ERROR:dialog:set_dlg_profile: failed to link dialog profile 'XXXXX', ci: c91c188f-7b28-4bd7-8575-8acb96e097c1
ERROR:dialog:link_dlg_profile: cannot insert profile into CacheDB
ERROR:dialog:get_profile_size: cannot fetch profile from CacheDB
ERROR:dialog:get_profile_size: error while fetching cachedb key
ERROR:dialog:w_set_dlg_profile: failed to set profile
ERROR:dialog:destroy_linker: cannot remove profile from CacheDB
ERROR:dialog:ensure_leg_array: oom
ERROR:dialog:new_dlg_val: no more shm mem
ERROR:dialog:store_dlg_value_unsafe: failed to create new dialog value
ERROR:dialog:pv_set_dlg_val: failed to store dialog values

OS/environment information Operating System: amazon-linux OpenSIPS installation: other relevant information:

Additional context

Matt-Hapner commented 2 years ago

tagging @bogdan-iancu for visibility

liviuchircu commented 2 years ago

Hi, @Matt-Hapner and thank you for the report! Let's first clarify some missing pieces regarding your test scenario, so we better emphasize the core issue:

Matt-Hapner commented 2 years ago

Hi @liviuchircu, sure thing - thanks for the thorough analysis so far. I'll display the information for our entire system as well as per the individual instances...

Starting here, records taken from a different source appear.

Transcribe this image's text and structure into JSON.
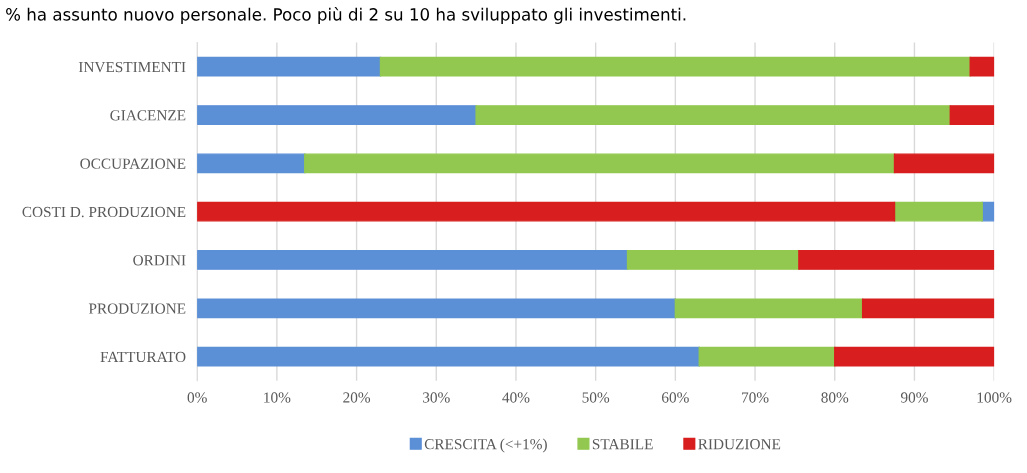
{
  "chart_data": {
    "type": "bar",
    "orientation": "horizontal",
    "annotations": [
      "% ha assunto nuovo personale. Poco più di 2 su 10 ha sviluppato gli investimenti."
    ],
    "categories": [
      "INVESTIMENTI",
      "GIACENZE",
      "OCCUPAZIONE",
      "COSTI D. PRODUZIONE",
      "ORDINI",
      "PRODUZIONE",
      "FATTURATO"
    ],
    "series": [
      {
        "name": "CRESCITA (<+1%)",
        "color": "#5b8fd6",
        "values": [
          23,
          35,
          13.5,
          1.5,
          54,
          60,
          63
        ],
        "base": [
          0,
          0,
          0,
          98.5,
          0,
          0,
          0
        ]
      },
      {
        "name": "STABILE",
        "color": "#92c84f",
        "values": [
          74,
          59.5,
          74,
          11,
          21.5,
          23.5,
          17
        ],
        "base": [
          23,
          35,
          13.5,
          87.5,
          54,
          60,
          63
        ]
      },
      {
        "name": "RIDUZIONE",
        "color": "#d81e1e",
        "values": [
          3,
          5.5,
          12.5,
          87.5,
          24.5,
          16.5,
          20
        ],
        "base": [
          97,
          94.5,
          87.5,
          0,
          75.5,
          83.5,
          80
        ]
      }
    ],
    "xlim": [
      0,
      100
    ],
    "xticks": [
      {
        "value": 0,
        "label": "0%"
      },
      {
        "value": 10,
        "label": "10%"
      },
      {
        "value": 20,
        "label": "20%"
      },
      {
        "value": 30,
        "label": "30%"
      },
      {
        "value": 40,
        "label": "40%"
      },
      {
        "value": 50,
        "label": "50%"
      },
      {
        "value": 60,
        "label": "60%"
      },
      {
        "value": 70,
        "label": "70%"
      },
      {
        "value": 80,
        "label": "80%"
      },
      {
        "value": 90,
        "label": "90%"
      },
      {
        "value": 100,
        "label": "100%"
      }
    ],
    "grid": "x",
    "legend": "bottom"
  }
}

Some of the queries to Redis would've exceeded the 1000ms timeout as there was some "jitter" in the tests (i.e. the latency per request ranged from 750ms - 1250ms). Would it be worthwhile to develop some sort of circuit breaker feature that would disable pulling new data from the CacheDB backend when the timeout is exceeded a certain number of times?

liviuchircu commented 2 years ago

I think this "circuit breaker" feature can potentially create more problems than it solves. For example, imagine if the feature would activate at some point for, say 30 seconds, after which the Redis is "re-plugged" in an attempt to see if it works better (at some point, you have to re-plug it anyway). Meanwhile, several hundred dialogs have closed, but Redis was "temporarily disabled", so the "subtract" operations were skipped for the Redis call profiles. Now you have hanging profile counters in Redis... good luck debugging those!

My advice would be to use the native clustering support in order to share call profiles across the OpenSIPS nodes of your platform. There are a multitude of advantages:

github-actions[bot] commented 2 years ago

Any updates here? No progress has been made in the last 15 days, marking as stale. Will close this issue if no further updates are made in the next 30 days.

github-actions[bot] commented 1 year ago

Marking as closed due to lack of progress for more than 30 days. If this issue is still relevant, please re-open it with additional details.